The file format is, at its core, a collection of Apache Arrow tables, stored in the Apache Feather 2
(also know as Apache Arrow IPC File) format, and bundled into a container format. The container file
has the extension .pod5
.
POD5 files are a custom wrapper format around arrow that contain several arrow tables.
All the tables should have the following custom_metadata
fields set on them:
Name | Example Value | Notes |
---|---|---|
MINKNOW:pod5_version | 1.0.0 | The version of this specification that the schema was based on. |
MINKNOW:software | MinNOW Core 5.2.3 | A free-form description of the software that wrote the file, intended to help pin down the source of files that violate the specification. |
MINKNOW:file_identifier | cbf91180-0684-4a39-bf56-41eaf437de9e | Must be identical across all tables. Allows checking that the files correspond to each other. |
Several fields in the table schemas use custom arrow types.

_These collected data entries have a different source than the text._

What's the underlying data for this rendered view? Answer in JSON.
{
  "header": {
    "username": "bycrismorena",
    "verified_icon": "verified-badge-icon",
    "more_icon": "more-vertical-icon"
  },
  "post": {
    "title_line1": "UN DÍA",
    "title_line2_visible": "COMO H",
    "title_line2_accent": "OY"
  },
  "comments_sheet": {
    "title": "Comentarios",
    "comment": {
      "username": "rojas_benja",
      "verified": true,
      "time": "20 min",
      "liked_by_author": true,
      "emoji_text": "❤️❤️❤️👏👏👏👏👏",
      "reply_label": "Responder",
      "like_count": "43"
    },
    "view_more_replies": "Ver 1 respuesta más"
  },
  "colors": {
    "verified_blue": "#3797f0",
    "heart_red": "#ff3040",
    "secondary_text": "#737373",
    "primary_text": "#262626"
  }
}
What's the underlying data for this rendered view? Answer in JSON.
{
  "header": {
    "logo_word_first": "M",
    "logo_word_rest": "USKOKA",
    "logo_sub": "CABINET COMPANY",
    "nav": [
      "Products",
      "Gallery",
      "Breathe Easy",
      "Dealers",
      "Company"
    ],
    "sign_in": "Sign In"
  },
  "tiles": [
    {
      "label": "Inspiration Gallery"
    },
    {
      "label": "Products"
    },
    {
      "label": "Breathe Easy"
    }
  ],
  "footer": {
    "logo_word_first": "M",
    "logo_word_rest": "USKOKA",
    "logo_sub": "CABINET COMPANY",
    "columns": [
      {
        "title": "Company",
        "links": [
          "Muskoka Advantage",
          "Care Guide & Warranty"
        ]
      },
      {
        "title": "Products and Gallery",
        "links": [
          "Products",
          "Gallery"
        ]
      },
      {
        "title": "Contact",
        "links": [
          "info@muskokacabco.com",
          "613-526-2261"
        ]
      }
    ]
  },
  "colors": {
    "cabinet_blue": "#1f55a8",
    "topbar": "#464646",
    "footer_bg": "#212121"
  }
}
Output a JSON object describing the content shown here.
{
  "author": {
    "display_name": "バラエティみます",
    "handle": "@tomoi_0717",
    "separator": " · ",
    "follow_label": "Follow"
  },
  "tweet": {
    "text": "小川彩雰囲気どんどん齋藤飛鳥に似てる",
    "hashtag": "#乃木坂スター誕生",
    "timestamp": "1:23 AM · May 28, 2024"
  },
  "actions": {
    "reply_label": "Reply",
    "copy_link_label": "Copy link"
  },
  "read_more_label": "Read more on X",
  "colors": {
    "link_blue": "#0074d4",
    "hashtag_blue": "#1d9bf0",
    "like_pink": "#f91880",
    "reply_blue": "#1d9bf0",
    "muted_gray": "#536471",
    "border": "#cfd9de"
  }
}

The schemas make extensive use of UUIDs to identify reads. This is stored using an extension type, with the following properties:
Name: "minknow.uuid"
Physical storage: FixedBinary(16)
Storage for VBZ-encoded data:
Name: "minknow.vbz"
Physical storage: LargeBinary
The Reads, Signal and Run Info tables must all be present in a POD5 file. Note that some very early POD5 files produced by pre-0.1 versions of the pod5 library did not include a Run Info table, instead including that information in the Reads table.
The Reads table contains a single row per read, and describes the metadata for each read. The
signal
column of the read links to the Signal table, and allows a reads signal to be retrieved.
The run_info
column links to the the Run Info table, providing more context for the read and
avoiding duplicating data that is common to many or all reads in the file.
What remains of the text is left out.